Engineering mindfulness - Self-auditing our software systems

Photo of a dashboard on a computer screen
Case study
This post is a case study. Since it is based on real-life situations I have experienced or witnessed, some details - most notably dates and names - had to be changed or anonymized to avoid legal disputes with organizations or disclosing identities of persons involved. That being said, there might be inaccuracies, however I put my best efforts to keep the merit highlighted in the study.
Jargon ahead
This post contains technical jargon and industry-specific terms. While I strive to explain concepts clearly, some familiarity with cloud computing and distributed systems may be necessary to fully understand the content.

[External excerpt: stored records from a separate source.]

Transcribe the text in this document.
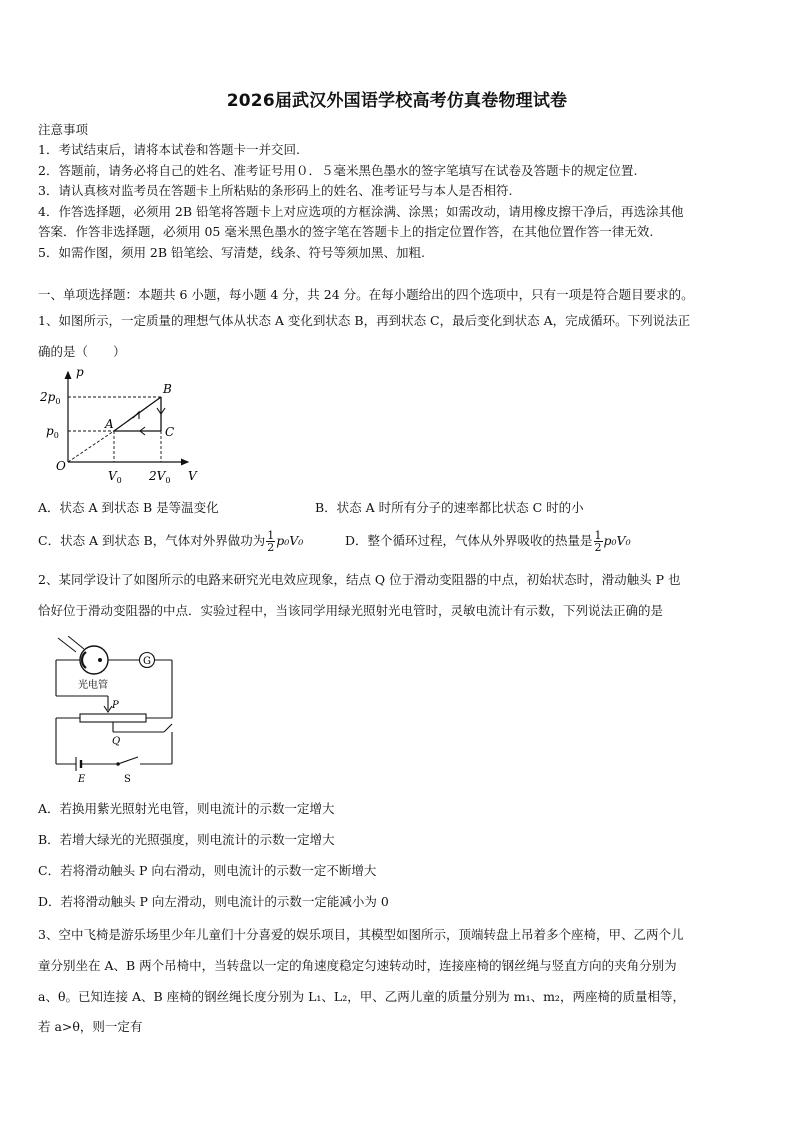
2026届武汉外国语学校高考仿真卷物理试卷
注意事项
1．考试结束后，请将本试卷和答题卡一并交回.
2．答题前，请务必将自己的姓名、准考证号用０．５毫米黑色墨水的签字笔填写在试卷及答题卡的规定位置.
3．请认真核对监考员在答题卡上所粘贴的条形码上的姓名、准考证号与本人是否相符.
4．作答选择题，必须用 2B 铅笔将答题卡上对应选项的方框涂满、涂黑；如需改动，请用橡皮擦干净后，再选涂其他
答案．作答非选择题，必须用 05 毫米黑色墨水的签字笔在答题卡上的指定位置作答，在其他位置作答一律无效.
5．如需作图，须用 2B 铅笔绘、写清楚，线条、符号等须加黑、加粗.
一、单项选择题：本题共 6 小题，每小题 4 分，共 24 分。在每小题给出的四个选项中，只有一项是符合题目要求的。
1、如图所示，一定质量的理想气体从状态 A 变化到状态 B，再到状态 C，最后变化到状态 A，完成循环。下列说法正
确的是（　　）
p
V
O
$2p_0$
$p_0$
$V_0$ $2V_0$
A
B
C
A．状态 A 到状态 B 是等温变化	B．状态 A 时所有分子的速率都比状态 C 时的小
C．状态 A 到状态 B，气体对外界做功为 $\frac{1}{2} p_0V_0$	D．整个循环过程，气体从外界吸收的热量是 $\frac{1}{2} p_0V_0$
2、某同学设计了如图所示的电路来研究光电效应现象，结点 Q 位于滑动变阻器的中点，初始状态时，滑动触头 P 也
恰好位于滑动变阻器的中点．实验过程中，当该同学用绿光照射光电管时，灵敏电流计有示数，下列说法正确的是
G
光电管
P
Q
E	S
A．若换用紫光照射光电管，则电流计的示数一定增大
B．若增大绿光的光照强度，则电流计的示数一定增大
C．若将滑动触头 P 向右滑动，则电流计的示数一定不断增大
D．若将滑动触头 P 向左滑动，则电流计的示数一定能减小为 0
3、空中飞椅是游乐场里少年儿童们十分喜爱的娱乐项目，其模型如图所示，顶端转盘上吊着多个座椅，甲、乙两个儿
童分别坐在 A、B 两个吊椅中，当转盘以一定的角速度稳定匀速转动时，连接座椅的钢丝绳与竖直方向的夹角分别为
a、θ。已知连接 A、B 座椅的钢丝绳长度分别为 L₁、L₂，甲、乙两儿童的质量分别为 m₁、m₂，两座椅的质量相等，
若 a>θ，则一定有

Time and again, we take each other and our future selves by surprise - by not collecting metrics, not documenting our software projects and APIs, or by forgetting that something important is running on that cobweb-covered server we are about to unplug.

We all learn from mistakes, though it is only as effective as our ability to spot them - and we should rather spot and correct them before they cause significant damage. In this post, we will see how various forms of self-auditing can help us avoid cost inefficiency, future outages and security incidents.

Tis but a migration

Context
Walnut Donuts offers their product suite as a SaaS, cloud-based offering for enterprise customers. At the onset of the journey, all production traffic from all over the world was hosted in a single AWS region, however for compliance with regulatory requirements we had to store and handle customer data from specific geographies within certain jurisdictions - which necessitated migrating to a multi-region infrastructure. Unfortunately, the engineering teams were the last to be informed about the migration, as it was expected the systems could be deployed as-is to new regions, and the data migrated there without much planning or software / infrastructure changes.

Naturally, the rushed initiative to migrate from single-region to multi-region raised concerns among the Software Engineers, who were informed about the plan mere weeks before the deadline. Knowing that some of our software and infrastructure components may not be ready for such a migration, we pressed the leadership to first conduct an audit of all components that could be affected by this migration. We also asked for dry-runs and drills to discover any possible challenges.

Luckily, the leadership took our concerns seriously and each component - microservices, databases, CI/CD jobs, tenant provisioning pipelines etc. - was thoroughly reviewed for any issues with going multi-region. In fact, we did find a number of blockers that would prevent us from actually migrating anyone, and a few other issues of varying severity that could lead not only to outages, but also to irreversible data corruption. The drills, dry-runs and carrying out a few migrations of non-production tenants allowed us to prepare detailed runbooks for the Support Team, who would be directly involved in performing the migration.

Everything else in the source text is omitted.